A informação foi avançada hoje pelo presidente do Sindep, Jorge Cardoso, após um encontro de trabalho com o ministro da Educação, realizado na sexta-feira, 10, no qual foram discutidas várias questões que continuam a afetar os professores.
Entre as principais preocupações, o sindicalista apontou a situação dos docentes que atingiram a idade de aposentação e submeteram os seus pedidos desde Setembro de 2025, mas que ainda aguardam a publicação oficial, assim como a questão dos subsídios por não redução da carga horária.
Segundo indicou Jorge Cardoso, mais de mil professores ficaram de fora da lista publicada a 20 de Setembro de 2024.
“Embora assistimos o ministro a dizer que já resolveram todas as pendências, isso não corresponde a verdade”, afirmou, apontando como outra preocupação a não avaliação de desempenho dos professores nos últimos anos, situação que o sindicato considera ilegal e inconstitucional.
O Sindep denunciou igualmente a não implementação do Plano de Cargos Funções e Remunerações (PCFR) para as monitoras de infância, sublinhando que, apesar de a lei prever a sua aplicação, ainda não está a ser cumprida na maioria das câmaras municipais.
Apesar de o ministro ter assegurado que algumas medidas serão implementadas, com efeitos no próximo ano letivo, conforme o sindicalista, o Sindep mantém reservas quanto ao cumprimento dessas promessas.
Neste sentido, o presidente adiantou que estão neste momento a reunir com dirigentes e delegados em várias ilhas para avaliar o sentimento da classe antes de avançar com a luta programada para o dia 23 de Abril, Dia do Professor Cabo-verdiano.
“Para uma demonstração clara do Ministério da Educação, que continua, portanto, a injustiçar os professores.
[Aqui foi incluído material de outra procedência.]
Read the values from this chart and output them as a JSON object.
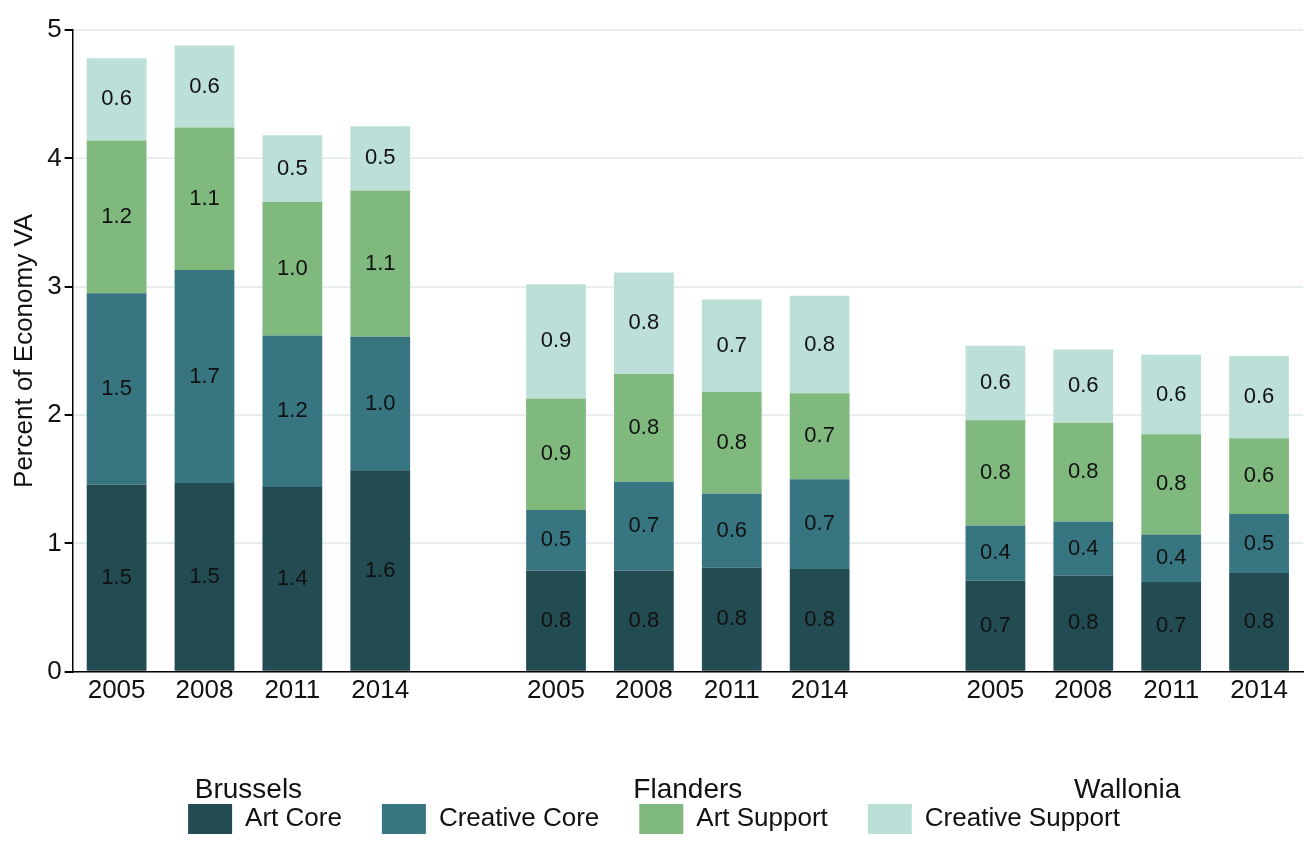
{
  "chart_data": {
    "type": "bar",
    "stacked": true,
    "ylabel": "Percent of Economy VA",
    "categories": [
      "2005",
      "2008",
      "2011",
      "2014",
      null,
      "2005",
      "2008",
      "2011",
      "2014",
      null,
      "2005",
      "2008",
      "2011",
      "2014"
    ],
    "ylim": [
      0,
      5
    ],
    "yticks": [
      0,
      1,
      2,
      3,
      4,
      5
    ],
    "grid": "y",
    "legend": "bottom",
    "annotations": [
      "Brussels",
      "Flanders",
      "Wallonia"
    ],
    "series": [
      {
        "name": "Art Core",
        "color": "#234b52",
        "values": [
          1.46,
          1.47,
          1.44,
          1.57,
          null,
          0.79,
          0.79,
          0.81,
          0.8,
          null,
          0.71,
          0.75,
          0.7,
          0.77
        ],
        "value_labels": [
          "1.5",
          "1.5",
          "1.4",
          "1.6",
          null,
          "0.8",
          "0.8",
          "0.8",
          "0.8",
          null,
          "0.7",
          "0.8",
          "0.7",
          "0.8"
        ]
      },
      {
        "name": "Creative Core",
        "color": "#377680",
        "values": [
          1.49,
          1.66,
          1.18,
          1.04,
          null,
          0.47,
          0.69,
          0.58,
          0.7,
          null,
          0.43,
          0.42,
          0.37,
          0.46
        ],
        "value_labels": [
          "1.5",
          "1.7",
          "1.2",
          "1.0",
          null,
          "0.5",
          "0.7",
          "0.6",
          "0.7",
          null,
          "0.4",
          "0.4",
          "0.4",
          "0.5"
        ]
      },
      {
        "name": "Art Support",
        "color": "#7fb97d",
        "values": [
          1.19,
          1.11,
          1.04,
          1.14,
          null,
          0.87,
          0.84,
          0.79,
          0.67,
          null,
          0.82,
          0.77,
          0.78,
          0.59
        ],
        "value_labels": [
          "1.2",
          "1.1",
          "1.0",
          "1.1",
          null,
          "0.9",
          "0.8",
          "0.8",
          "0.7",
          null,
          "0.8",
          "0.8",
          "0.8",
          "0.6"
        ]
      },
      {
        "name": "Creative Support",
        "color": "#bce0d8",
        "values": [
          0.64,
          0.64,
          0.52,
          0.5,
          null,
          0.89,
          0.79,
          0.72,
          0.76,
          null,
          0.58,
          0.57,
          0.62,
          0.64
        ],
        "value_labels": [
          "0.6",
          "0.6",
          "0.5",
          "0.5",
          null,
          "0.9",
          "0.8",
          "0.7",
          "0.8",
          null,
          "0.6",
          "0.6",
          "0.6",
          "0.6"
        ]
      }
    ]
  }
}
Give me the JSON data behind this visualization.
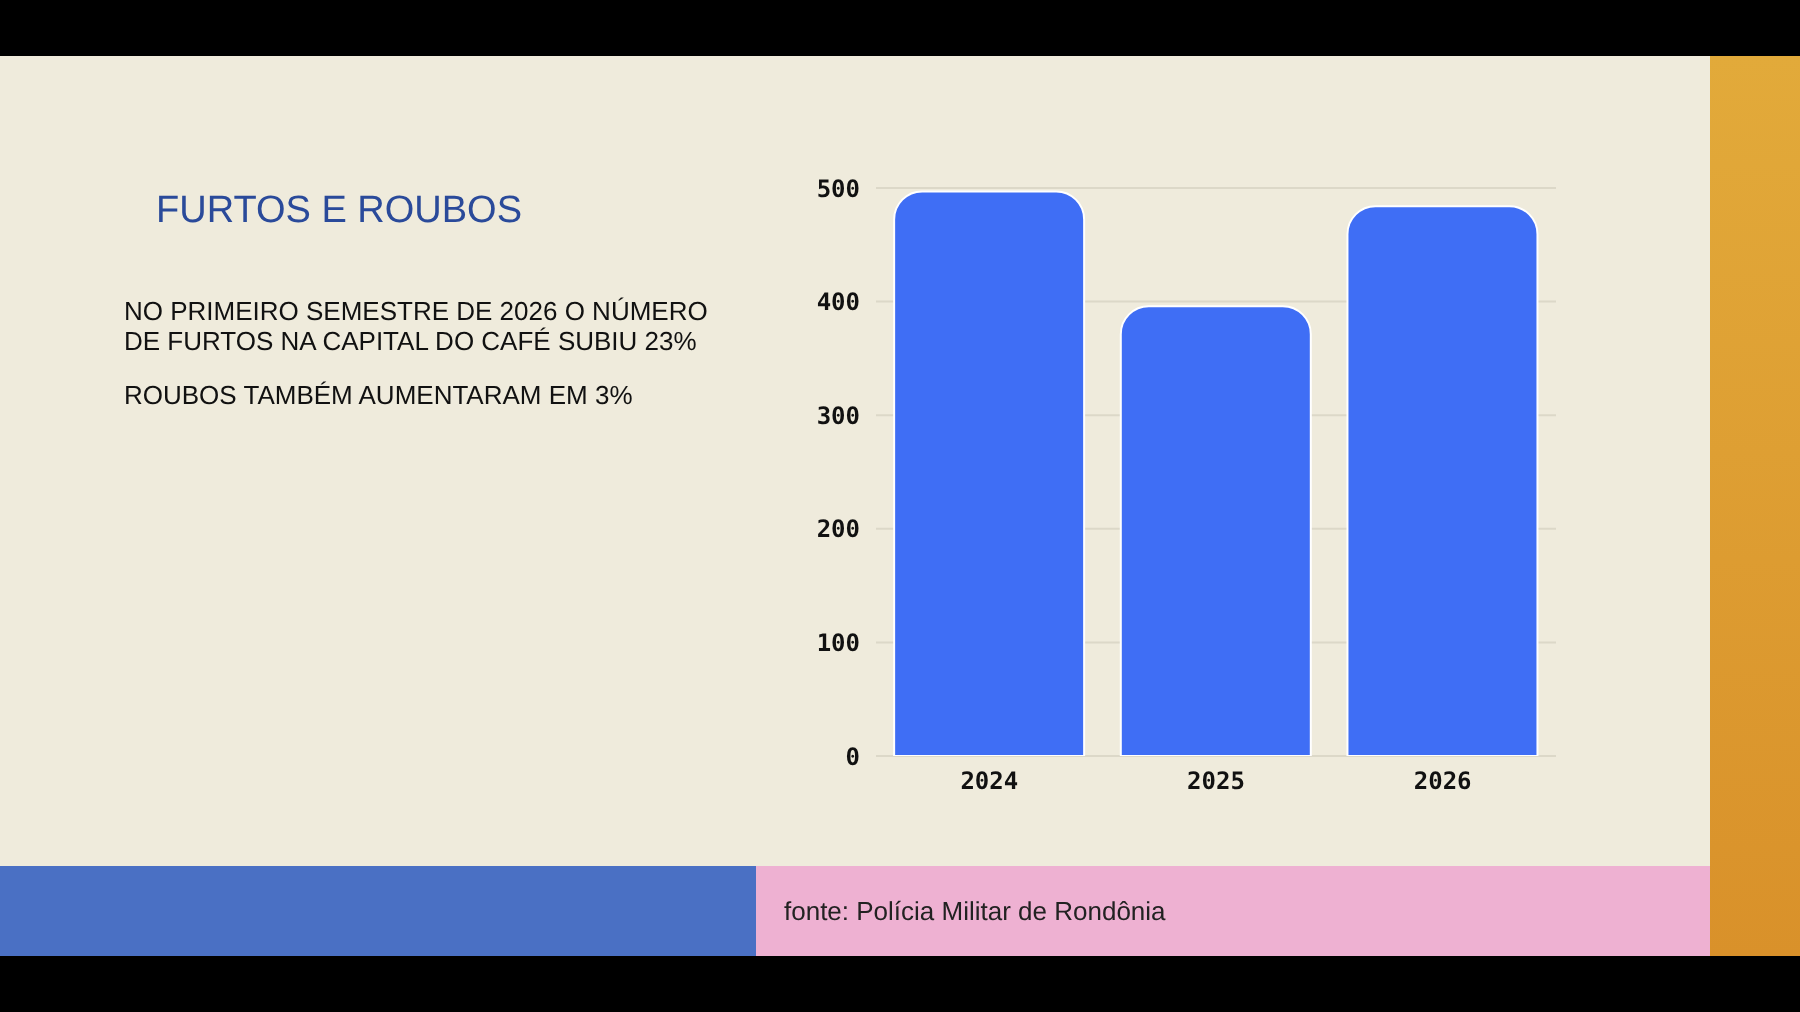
{
  "chart_data": {
    "type": "bar",
    "title": "FURTOS E ROUBOS",
    "annotations": [
      "NO PRIMEIRO SEMESTRE DE 2026 O NÚMERO DE FURTOS NA CAPITAL DO CAFÉ SUBIU 23%",
      "ROUBOS TAMBÉM AUMENTARAM EM 3%",
      "fonte: Polícia Militar de Rondônia"
    ],
    "categories": [
      "2024",
      "2025",
      "2026"
    ],
    "values": [
      497,
      396,
      484
    ],
    "color": "#3f6ef5",
    "ylim": [
      0,
      500
    ],
    "yticks": [
      0,
      100,
      200,
      300,
      400,
      500
    ],
    "grid": "y"
  }
}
Veja, nomeadamente, na publicação das suas aposentações, os professores estão a ter problemas com o próprio Ministério da Educação porque alguns estão a recusar continuar a lecionar”, justificou.
Jorge Cardoso avançou que há várias questões que ainda prevalecem e que os professores terão que manifestar o seu desagrado ao Governo.